Projektarbeiten wie diese, erklären die beiden, sind im Studiengang Mensch-Technik-Interaktion ab dem 3. Semester vorgesehen und fester Bestandteil des Studiums. Dieser gelebte Praxisbezug unterscheide den Studiengang MTI von

anderen Studiengängen, vor allem im Vergleich zur Uni, führt Niklas aus, der sein Glück zunächst in der BWL suchte und schließlich an die Hochschule wechselte.

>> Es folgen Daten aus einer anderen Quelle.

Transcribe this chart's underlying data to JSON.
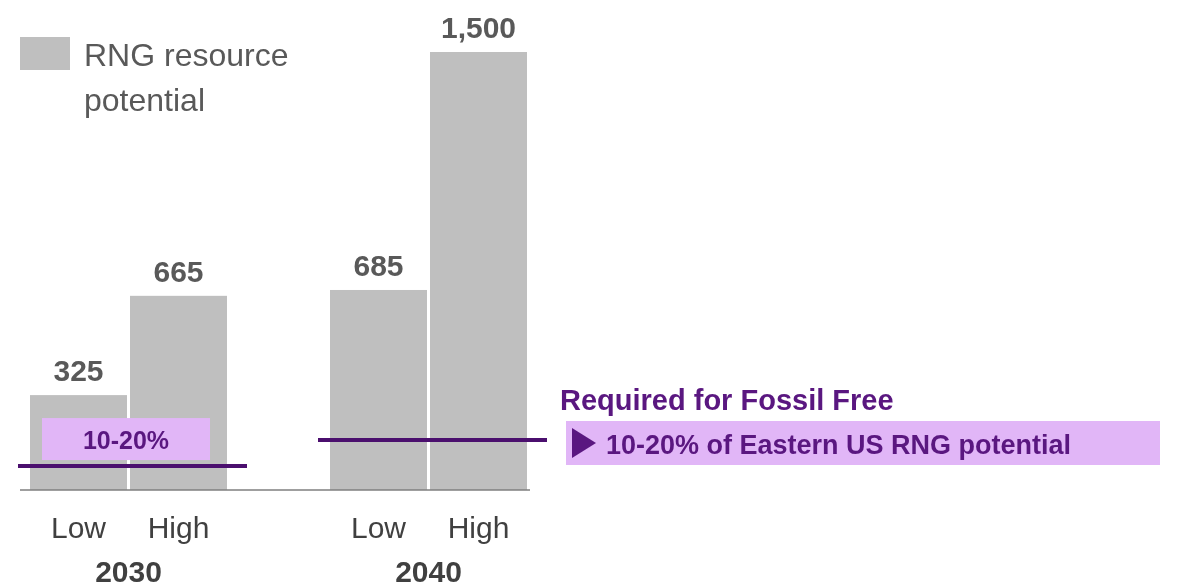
{
  "chart_data": {
    "type": "bar",
    "relative": false,
    "categories": [
      "Low",
      "High",
      "Low",
      "High"
    ],
    "series": [
      {
        "name": "RNG resource potential",
        "color": "#bfbfbf",
        "values": [
          325,
          665,
          685,
          1500
        ],
        "value_labels": [
          "325",
          "665",
          "685",
          "1,500"
        ]
      }
    ],
    "ylim": [
      0,
      1500
    ],
    "tick_labels": "x",
    "legend": "top left",
    "ref_lines": [
      {
        "axis": "y",
        "value": 82,
        "color": "#4b0f6e"
      },
      {
        "axis": "y",
        "value": 171,
        "color": "#4b0f6e"
      }
    ],
    "annotations": [
      "2030",
      "2040",
      "Required for Fossil Free",
      "10-20% of Eastern US RNG potential",
      "10-20%"
    ]
  }
}
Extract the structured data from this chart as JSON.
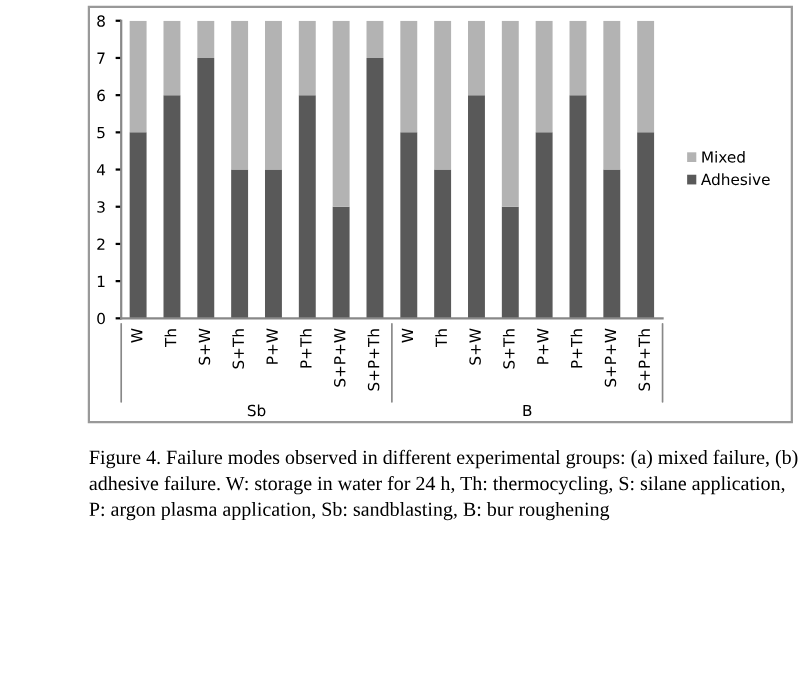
{
  "chart_data": {
    "type": "bar",
    "stacked": true,
    "categories": [
      "W",
      "Th",
      "S+W",
      "S+Th",
      "P+W",
      "P+Th",
      "S+P+W",
      "S+P+Th",
      "W",
      "Th",
      "S+W",
      "S+Th",
      "P+W",
      "P+Th",
      "S+P+W",
      "S+P+Th"
    ],
    "series": [
      {
        "name": "Adhesive",
        "color": "#595959",
        "values": [
          5,
          6,
          7,
          4,
          4,
          6,
          3,
          7,
          5,
          4,
          6,
          3,
          5,
          6,
          4,
          5
        ]
      },
      {
        "name": "Mixed",
        "color": "#b3b3b3",
        "values": [
          3,
          2,
          1,
          4,
          4,
          2,
          5,
          1,
          3,
          4,
          2,
          5,
          3,
          2,
          4,
          3
        ]
      }
    ],
    "ylim": [
      0,
      8
    ],
    "yticks": [
      0,
      1,
      2,
      3,
      4,
      5,
      6,
      7,
      8
    ],
    "grid": false,
    "legend": "right",
    "annotations": [
      "Sb",
      "B",
      "Figure 4. Failure modes observed in different experimental groups: (a) mixed failure, (b) adhesive failure. W: storage in water for 24 h, Th: thermocycling, S: silane application, P: argon plasma application, Sb: sandblasting, B: bur roughening"
    ]
  }
}
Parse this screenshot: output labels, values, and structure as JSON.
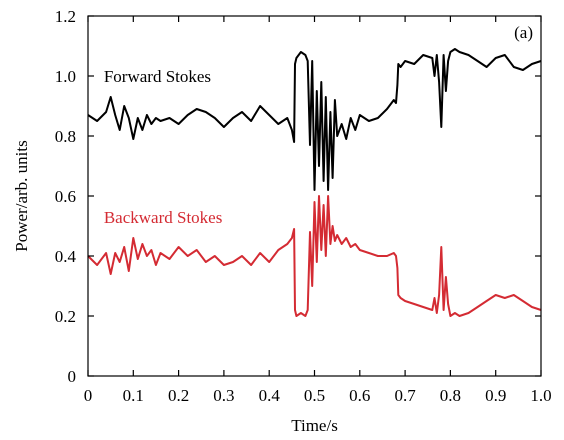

Birte stimmt dem zu und erläutert, dass man über Projektarbeit in so viele unterschiedliche Bereiche blicken könne: „MTI ist wirklich in allen Lebensbereichen zu finden und das ist auch das Spannende daran. Mir fällt kein Sektor ein, wo MTI nicht wichtig wäre, denn überall spielen Technik und Digitalisierung eine Rolle.“ Um Mensch-Technik-Interaktion zu studieren, müsse man auch kein Befürworter neuster Technik sein. Viel wichtiger sei es, kritisch zu hinterfragen und technische Lösungen aus der Perspektive verschiedener Disziplinen zu analysieren. Die Fähigkeit, einen multiperspektivischen Blick auf die Dinge zu entwickeln, stehe immer im Mittelpunkt des Studiums. Daher werden die Gebiete Psychologie, Naturwissenschaft, Technik und Sozialwissenschaften gelehrt und fachübergreifende Zusammenarbeit werde stets angestrebt.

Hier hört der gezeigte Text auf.